Azura sentit une vague de panique la submerger. Cette rencontre ne devait pas avoir lieu. Si Ferguson associe les yeux d'Azura et ceux de l'amour de sa vie, qu'il allait bientôt rencontrer, une faille dans l'espace-temps pourrait avoir lieu. 

Le capitaine reprit la parole :

— Qui êtes-vous, étrangers ?

— Pourquoi ? Vous voulez un autographe ? répliqua Shadow avec insolence.

— Je ne comprends guère, rétorqua Bush, fronçant les sourcils.

Shadow haussait les épaules.

— Écoutez… Nous sommes… des pirates. Nous venons de France, improvisa Élise.

— La France ? Pourtant, vous parlez notre langue presque à la perfection.

— Nous avons beaucoup étudié l'anglais.

— Où est votre navire ?

— Nous avons payé pour voyager sur un navire en direction de Londres, poursuivit Azura.

Jian grimaça.

— Ils mentent, capitaine.

— Vous êtes un pirate ou un voyant ou un clairvoyant ? demande Shadow avec sarcasme. 

Jian porta la main à son sabre. Le capitaine le stoppa d'un geste.

— Vous cherchiez à fuir Londres, n'est-ce pas ? Une destination en particulier ?

Un silence pesant régna, Ewen inspira profondément et se lança avec courage. 

— Nous recherchons une île en mer du Nord. On dit qu'elle renferme des trésors inestimables et qu'elle possède des pouvoirs mystérieux.

Ces amis l'observaient avec stupeur. Ils étaient censés être le plus discrets possible et, depuis leur arrivée dans l'ère victorienne, ils faisaient l'opposé de ce qui leur était demandé. 

Ferguson écarquilla les yeux.

— Vous aussi, vous cherchez l'île mystérieuse ?

Le capitaine

— Quoi, vous connaissez cette île ? Demanda Azura.

— Évidemment, les soldats voulaient s'en emparer, mais nous avons volé leur carte. Selon nos informations, l'île est indiquée quelque part, mais nous ne connaissons pas sa position, expliqua le capitaine.

— Cette carte appartenait à l'un de nos hommes. Les soldats l'ont récupérée et il a été tué, ajouta tristement Fergus.

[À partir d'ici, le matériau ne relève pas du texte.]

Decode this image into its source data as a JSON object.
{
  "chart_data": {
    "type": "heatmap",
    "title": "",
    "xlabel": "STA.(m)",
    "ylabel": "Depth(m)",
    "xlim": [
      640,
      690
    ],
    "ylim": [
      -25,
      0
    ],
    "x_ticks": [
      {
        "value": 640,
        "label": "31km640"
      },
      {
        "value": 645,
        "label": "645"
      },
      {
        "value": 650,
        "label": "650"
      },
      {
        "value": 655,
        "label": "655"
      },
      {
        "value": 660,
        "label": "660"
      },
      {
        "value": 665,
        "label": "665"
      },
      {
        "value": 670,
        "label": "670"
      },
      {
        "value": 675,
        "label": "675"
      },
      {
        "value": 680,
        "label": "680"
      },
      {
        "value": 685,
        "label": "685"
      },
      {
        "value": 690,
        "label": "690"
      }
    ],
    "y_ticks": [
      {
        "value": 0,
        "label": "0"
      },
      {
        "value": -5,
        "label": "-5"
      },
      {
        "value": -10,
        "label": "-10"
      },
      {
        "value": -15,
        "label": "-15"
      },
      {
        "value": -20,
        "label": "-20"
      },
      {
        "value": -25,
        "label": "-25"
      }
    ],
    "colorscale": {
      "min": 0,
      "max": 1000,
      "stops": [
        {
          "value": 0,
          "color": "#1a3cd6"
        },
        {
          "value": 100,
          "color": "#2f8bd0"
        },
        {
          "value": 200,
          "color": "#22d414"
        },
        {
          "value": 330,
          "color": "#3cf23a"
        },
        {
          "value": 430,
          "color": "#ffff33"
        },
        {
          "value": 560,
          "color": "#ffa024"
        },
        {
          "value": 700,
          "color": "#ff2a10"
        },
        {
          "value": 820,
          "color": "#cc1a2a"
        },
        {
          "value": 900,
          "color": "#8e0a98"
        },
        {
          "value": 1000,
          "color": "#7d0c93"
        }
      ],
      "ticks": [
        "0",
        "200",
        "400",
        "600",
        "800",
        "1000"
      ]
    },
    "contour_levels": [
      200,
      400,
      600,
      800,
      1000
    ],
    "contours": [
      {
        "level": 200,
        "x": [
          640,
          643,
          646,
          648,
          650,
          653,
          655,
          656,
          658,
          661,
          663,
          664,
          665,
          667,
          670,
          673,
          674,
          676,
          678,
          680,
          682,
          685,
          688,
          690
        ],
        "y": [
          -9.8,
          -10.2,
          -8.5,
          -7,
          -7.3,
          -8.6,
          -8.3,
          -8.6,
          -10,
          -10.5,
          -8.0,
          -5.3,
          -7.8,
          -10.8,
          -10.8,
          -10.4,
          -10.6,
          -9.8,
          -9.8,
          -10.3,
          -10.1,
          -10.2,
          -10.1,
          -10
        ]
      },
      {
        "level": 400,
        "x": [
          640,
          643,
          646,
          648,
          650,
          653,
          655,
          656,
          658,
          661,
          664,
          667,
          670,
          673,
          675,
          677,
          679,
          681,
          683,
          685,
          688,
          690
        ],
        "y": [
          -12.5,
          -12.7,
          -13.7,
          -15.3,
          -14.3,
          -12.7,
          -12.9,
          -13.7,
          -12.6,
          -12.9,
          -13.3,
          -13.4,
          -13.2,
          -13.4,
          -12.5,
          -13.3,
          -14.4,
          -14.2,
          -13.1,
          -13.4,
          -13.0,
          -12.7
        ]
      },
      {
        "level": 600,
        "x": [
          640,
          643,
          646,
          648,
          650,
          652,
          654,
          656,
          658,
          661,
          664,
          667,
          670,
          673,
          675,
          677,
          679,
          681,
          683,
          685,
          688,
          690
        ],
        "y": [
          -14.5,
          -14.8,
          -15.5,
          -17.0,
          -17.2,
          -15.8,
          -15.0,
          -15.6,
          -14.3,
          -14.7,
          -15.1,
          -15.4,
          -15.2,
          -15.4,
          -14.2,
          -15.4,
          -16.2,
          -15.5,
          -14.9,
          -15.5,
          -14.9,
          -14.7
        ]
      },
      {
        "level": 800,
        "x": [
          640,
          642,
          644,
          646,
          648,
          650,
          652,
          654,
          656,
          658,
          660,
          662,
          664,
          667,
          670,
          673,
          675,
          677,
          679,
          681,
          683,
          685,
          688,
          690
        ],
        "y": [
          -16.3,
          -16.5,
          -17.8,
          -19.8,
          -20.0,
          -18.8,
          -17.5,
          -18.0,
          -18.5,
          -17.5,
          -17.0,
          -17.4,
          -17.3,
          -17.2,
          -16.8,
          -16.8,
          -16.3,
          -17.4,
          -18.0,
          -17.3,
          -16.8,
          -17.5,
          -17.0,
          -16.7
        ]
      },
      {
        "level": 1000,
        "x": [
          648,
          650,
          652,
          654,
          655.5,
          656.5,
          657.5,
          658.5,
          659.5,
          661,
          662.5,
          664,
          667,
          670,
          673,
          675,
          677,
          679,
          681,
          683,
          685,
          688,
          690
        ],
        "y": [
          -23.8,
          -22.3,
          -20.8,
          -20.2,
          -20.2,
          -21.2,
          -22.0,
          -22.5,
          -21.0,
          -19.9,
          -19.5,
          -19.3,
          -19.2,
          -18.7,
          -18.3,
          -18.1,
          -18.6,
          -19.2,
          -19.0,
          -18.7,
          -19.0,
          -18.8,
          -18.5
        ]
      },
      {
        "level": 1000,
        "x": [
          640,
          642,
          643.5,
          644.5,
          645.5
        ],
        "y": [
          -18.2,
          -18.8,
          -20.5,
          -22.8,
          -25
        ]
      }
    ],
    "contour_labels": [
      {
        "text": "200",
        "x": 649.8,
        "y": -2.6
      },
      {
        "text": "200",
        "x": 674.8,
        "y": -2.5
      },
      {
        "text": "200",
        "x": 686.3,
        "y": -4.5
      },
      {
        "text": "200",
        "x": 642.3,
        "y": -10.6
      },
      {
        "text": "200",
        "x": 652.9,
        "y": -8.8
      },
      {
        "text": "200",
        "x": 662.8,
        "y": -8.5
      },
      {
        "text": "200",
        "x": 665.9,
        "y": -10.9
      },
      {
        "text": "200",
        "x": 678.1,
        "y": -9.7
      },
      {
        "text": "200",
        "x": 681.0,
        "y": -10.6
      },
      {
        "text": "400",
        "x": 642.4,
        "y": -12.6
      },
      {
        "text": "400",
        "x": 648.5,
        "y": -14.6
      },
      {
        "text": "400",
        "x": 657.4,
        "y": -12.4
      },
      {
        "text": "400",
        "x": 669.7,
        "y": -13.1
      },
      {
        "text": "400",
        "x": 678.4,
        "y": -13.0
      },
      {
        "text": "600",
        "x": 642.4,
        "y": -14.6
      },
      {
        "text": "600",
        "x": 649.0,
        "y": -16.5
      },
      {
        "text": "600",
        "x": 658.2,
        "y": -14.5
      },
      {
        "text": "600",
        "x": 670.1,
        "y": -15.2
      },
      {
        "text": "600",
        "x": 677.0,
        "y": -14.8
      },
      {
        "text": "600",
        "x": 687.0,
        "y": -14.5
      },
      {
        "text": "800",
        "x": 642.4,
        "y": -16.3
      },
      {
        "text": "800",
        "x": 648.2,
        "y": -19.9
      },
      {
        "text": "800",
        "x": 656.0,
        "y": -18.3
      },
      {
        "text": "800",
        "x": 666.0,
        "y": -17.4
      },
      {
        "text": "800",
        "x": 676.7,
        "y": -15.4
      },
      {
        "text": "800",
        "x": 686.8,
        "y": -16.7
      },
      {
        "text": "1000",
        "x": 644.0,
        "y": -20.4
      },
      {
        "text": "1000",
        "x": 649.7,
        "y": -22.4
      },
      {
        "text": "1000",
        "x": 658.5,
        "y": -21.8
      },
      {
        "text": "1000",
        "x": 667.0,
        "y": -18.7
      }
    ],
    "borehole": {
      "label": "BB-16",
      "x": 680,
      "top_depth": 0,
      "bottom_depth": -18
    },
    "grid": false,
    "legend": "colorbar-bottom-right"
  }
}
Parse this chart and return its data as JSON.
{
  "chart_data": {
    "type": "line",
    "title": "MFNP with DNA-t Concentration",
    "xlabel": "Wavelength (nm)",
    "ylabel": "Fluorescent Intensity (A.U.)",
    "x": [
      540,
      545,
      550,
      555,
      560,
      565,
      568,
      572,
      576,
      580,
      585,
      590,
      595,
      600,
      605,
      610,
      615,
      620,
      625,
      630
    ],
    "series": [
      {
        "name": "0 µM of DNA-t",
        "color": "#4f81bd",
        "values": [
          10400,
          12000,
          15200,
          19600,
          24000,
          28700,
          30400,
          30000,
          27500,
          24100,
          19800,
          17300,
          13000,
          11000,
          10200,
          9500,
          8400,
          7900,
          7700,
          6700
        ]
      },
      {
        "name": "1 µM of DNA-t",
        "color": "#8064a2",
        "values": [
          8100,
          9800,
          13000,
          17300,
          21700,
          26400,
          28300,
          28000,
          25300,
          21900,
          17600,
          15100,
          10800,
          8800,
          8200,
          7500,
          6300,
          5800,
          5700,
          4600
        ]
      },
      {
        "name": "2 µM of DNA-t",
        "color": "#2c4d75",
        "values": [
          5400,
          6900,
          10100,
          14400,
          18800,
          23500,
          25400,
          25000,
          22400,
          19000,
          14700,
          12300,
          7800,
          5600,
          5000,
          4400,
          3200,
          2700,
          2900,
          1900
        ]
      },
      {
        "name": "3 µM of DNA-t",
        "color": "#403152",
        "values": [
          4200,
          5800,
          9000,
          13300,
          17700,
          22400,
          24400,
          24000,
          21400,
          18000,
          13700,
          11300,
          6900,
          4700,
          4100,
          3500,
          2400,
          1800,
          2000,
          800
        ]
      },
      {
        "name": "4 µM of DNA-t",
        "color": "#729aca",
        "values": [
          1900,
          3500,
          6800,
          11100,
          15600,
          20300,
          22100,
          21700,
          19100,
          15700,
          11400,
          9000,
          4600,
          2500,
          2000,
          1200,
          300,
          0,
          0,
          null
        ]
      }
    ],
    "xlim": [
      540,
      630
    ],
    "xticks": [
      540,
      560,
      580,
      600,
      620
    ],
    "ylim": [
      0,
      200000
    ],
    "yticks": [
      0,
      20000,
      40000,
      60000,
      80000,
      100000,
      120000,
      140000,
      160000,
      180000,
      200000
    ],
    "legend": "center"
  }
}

— Nous sommes du même camp, vous êtes tombés sur les bonnes personnes. Nous savons où se trouve l'île ! s'écria la brune.

— Si vous nous relâchez, nous pourrons vous montrer sa position sur la carte et vous y mener, renchérit Loevan.

— Avec tout le respect que je vous dois, mon capitaine, nous ne devrions pas accorder notre confiance à ces intrus, se méfia Jian.

— Je ne suis pas dupe, Jian. Comment puis-je avoir la garantie de votre bonne foi ? exigió Hernest.

— La garantie, c'est que vous possédez un équipage capable de nous réduire au silence, s'exclama Azura.

— Pas faux, vous ne faites clairement pas le poids.

— Vous avez un navire, et c'est exactement ce que nous recherchons, ajouta Loevan.

Le capitaine esquissa un sourire. Il semblait moins farouche qu'il ne l'était quelques minutes auparavant.

— Par chance pour vous, j'ai le goût de l'aventure. Jian, Fergus, libérez-les.

Jian s'inclina au-dessus d'Élisandre et défit le nœud avec brusquerie.

— Je ne vous fais pas confiance, je vous tuerai moi-même si vous nous trahissez.